A Change Management Policy governs the documenting, tracking, testing, and approving of system, network, security, and infrastructure changes.
Organizational Management
Disciplinary Action
Personnel who violate information security policies are subject to disciplinary action and such disciplinary action is clearly documented in one or more policies.
Information Security Program Review
Management is responsible for the design, implementation, and management of the organization’s security policies and procedures.

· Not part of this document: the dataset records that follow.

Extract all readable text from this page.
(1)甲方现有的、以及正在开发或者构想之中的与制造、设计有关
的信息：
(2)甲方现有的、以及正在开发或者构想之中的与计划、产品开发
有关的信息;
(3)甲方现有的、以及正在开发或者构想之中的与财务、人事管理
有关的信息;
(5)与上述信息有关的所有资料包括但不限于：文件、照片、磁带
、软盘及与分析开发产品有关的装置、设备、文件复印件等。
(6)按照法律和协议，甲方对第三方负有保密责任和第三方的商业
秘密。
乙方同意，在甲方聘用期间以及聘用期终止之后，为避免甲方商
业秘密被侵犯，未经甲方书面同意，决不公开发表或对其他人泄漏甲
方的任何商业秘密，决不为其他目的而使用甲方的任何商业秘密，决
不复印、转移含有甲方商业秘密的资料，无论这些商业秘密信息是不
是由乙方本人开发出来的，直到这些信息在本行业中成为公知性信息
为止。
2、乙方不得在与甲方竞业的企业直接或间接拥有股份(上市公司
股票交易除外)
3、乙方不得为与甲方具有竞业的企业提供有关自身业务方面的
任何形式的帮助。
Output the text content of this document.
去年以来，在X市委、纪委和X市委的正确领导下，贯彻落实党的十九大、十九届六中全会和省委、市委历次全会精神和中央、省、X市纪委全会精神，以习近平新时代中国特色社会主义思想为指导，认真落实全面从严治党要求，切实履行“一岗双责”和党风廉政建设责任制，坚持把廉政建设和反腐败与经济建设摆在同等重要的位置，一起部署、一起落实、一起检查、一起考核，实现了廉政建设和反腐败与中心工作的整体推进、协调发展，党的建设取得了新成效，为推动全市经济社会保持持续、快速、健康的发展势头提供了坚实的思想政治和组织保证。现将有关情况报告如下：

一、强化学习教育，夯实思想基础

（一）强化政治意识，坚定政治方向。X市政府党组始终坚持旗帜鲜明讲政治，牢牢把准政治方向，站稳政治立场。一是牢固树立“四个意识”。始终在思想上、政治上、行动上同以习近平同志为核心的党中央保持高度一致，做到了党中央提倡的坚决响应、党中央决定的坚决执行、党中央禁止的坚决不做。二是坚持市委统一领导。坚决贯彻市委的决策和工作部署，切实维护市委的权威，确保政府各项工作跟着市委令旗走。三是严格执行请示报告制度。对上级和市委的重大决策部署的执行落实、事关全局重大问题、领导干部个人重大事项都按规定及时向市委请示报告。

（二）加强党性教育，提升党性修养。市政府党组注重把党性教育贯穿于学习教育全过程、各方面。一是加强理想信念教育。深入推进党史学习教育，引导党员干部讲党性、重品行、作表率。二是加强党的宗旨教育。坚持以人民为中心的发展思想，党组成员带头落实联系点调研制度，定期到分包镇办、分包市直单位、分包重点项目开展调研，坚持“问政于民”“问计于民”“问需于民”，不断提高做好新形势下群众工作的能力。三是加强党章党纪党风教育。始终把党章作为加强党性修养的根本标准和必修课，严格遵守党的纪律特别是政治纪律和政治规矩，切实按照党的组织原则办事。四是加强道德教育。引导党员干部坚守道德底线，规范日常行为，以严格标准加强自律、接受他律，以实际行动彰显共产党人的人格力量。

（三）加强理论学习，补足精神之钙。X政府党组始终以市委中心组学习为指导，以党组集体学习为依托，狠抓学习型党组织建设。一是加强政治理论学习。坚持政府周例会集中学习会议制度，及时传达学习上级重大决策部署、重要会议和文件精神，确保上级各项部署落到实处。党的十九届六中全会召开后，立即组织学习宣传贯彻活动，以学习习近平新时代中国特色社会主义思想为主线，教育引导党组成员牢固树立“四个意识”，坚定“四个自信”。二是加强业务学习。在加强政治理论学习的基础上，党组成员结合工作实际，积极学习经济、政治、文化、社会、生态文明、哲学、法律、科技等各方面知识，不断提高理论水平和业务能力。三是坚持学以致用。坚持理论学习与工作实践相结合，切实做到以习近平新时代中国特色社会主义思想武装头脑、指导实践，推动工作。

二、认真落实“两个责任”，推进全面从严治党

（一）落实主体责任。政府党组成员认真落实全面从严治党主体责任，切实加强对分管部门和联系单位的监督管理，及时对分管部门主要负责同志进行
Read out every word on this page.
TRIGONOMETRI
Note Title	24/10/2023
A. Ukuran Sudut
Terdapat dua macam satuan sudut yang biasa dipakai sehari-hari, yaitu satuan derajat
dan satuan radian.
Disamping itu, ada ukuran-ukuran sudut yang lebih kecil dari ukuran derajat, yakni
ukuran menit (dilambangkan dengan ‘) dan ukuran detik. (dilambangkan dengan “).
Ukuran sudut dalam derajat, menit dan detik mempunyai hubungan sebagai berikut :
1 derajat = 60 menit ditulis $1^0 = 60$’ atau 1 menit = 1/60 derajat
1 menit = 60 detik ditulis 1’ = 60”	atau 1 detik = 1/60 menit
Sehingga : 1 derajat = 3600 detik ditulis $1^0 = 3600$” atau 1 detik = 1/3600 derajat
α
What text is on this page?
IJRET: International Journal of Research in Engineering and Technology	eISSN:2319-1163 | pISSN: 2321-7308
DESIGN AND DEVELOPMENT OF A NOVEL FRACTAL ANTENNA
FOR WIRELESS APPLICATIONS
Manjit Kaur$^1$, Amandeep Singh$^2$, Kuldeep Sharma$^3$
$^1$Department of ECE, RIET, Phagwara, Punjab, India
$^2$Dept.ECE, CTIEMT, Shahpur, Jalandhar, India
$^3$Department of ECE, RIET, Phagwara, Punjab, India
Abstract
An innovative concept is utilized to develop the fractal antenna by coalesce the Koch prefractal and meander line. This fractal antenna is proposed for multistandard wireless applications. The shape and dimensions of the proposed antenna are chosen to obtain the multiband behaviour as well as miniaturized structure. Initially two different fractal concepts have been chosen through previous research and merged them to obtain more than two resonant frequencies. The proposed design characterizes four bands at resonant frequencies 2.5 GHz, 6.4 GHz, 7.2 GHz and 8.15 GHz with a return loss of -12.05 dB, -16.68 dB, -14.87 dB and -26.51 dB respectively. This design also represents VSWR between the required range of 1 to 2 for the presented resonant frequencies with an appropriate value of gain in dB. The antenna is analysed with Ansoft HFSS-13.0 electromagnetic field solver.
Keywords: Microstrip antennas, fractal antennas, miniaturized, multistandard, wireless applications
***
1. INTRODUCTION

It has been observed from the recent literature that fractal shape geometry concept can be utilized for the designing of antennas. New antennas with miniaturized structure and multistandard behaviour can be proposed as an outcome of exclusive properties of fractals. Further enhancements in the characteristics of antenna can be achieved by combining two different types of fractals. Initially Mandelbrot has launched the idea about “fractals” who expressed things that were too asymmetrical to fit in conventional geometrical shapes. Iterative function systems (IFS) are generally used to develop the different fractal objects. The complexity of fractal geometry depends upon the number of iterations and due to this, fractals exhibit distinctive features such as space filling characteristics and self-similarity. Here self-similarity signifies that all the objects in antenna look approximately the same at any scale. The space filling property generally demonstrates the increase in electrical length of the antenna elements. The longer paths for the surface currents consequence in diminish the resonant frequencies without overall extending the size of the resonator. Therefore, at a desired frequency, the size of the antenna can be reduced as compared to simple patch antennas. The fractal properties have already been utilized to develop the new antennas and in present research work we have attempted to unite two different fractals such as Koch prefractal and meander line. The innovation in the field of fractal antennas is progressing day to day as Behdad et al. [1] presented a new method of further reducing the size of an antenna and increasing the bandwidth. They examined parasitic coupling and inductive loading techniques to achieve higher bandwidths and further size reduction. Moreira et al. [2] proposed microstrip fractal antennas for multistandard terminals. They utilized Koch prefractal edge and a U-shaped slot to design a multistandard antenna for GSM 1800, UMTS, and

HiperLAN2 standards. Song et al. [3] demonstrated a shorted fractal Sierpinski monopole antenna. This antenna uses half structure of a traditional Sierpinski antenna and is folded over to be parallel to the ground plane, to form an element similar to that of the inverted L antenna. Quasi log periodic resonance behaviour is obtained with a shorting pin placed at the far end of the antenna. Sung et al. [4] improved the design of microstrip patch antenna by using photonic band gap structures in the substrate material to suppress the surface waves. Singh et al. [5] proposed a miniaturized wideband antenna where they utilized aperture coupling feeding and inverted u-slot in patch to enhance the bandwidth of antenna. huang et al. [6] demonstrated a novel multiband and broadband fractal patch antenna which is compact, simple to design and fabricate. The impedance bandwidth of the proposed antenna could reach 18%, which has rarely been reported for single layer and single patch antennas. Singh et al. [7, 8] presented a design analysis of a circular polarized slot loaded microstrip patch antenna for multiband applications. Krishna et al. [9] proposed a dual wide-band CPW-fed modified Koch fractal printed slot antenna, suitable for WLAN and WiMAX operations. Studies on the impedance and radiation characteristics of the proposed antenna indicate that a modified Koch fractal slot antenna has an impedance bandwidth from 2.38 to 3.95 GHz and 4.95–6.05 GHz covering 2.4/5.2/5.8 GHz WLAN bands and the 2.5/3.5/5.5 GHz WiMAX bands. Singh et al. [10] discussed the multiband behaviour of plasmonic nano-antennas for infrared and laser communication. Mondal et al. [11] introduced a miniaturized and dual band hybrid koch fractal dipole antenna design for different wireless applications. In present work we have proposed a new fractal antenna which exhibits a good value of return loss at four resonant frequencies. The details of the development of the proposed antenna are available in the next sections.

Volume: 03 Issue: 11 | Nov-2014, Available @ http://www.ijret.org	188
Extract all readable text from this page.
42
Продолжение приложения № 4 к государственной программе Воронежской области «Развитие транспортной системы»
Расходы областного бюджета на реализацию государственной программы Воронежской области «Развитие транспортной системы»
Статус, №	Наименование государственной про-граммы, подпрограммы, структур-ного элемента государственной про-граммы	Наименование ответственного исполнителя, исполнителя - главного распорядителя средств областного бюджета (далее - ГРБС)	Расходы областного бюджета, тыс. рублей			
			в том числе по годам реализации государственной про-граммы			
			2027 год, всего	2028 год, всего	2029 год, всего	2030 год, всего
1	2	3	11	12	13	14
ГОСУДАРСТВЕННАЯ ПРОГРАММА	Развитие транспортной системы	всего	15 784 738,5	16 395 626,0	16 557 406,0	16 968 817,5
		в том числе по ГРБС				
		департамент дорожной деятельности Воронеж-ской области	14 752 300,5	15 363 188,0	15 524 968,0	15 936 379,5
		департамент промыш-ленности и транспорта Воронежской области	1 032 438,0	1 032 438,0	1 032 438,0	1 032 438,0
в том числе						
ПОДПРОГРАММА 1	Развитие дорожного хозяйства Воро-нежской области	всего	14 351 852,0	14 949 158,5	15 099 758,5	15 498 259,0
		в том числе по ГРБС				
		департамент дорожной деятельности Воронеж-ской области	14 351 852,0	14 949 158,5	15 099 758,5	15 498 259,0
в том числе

The policies and procedures are reviewed by management at least annually.
Internal Control Monitoring
A continuous monitoring solution monitors internal controls used in the achievement of service commitments and system requirements.
Code of Conduct
A Code of Conduct outlines ethical expectations, behavior standards, and ramifications of noncompliance.
Background Checks
Background checks or their equivalent are performed before or promptly after a new hires start date, as permitted by local laws.
Confidentiality
Data Classification Policy
A Data Classification Policy details the security and handling protocols for sensitive data.
Risk Assessment
Risk Register
A risk register is maintained, which records the risk mitigation strategies for identified risks, and the development or modification of controls consistent with the risk mitigation strategy.
Network Security
Automated Alerting for Security Events
Alerting software is used to notify impacted teams of potential security events.
Access Security
Asset Inventory
A list of system assets, components, and respective owners are maintained and reviewed at least annually
Physical Security
Physical Security Safeguards
Physical protections are in place to safeguard facilities, infrastructure, systems, and data from external and internal threats
Physical Access Restrictions
Processes are in place to create, modify or remove physical access to facilities such as data centers, office spaces, and work areas based on the needs of such individual.
Communications
Privacy Policy
A Privacy Policy to both external users and internal personnel. This policy details the company's privacy commitments.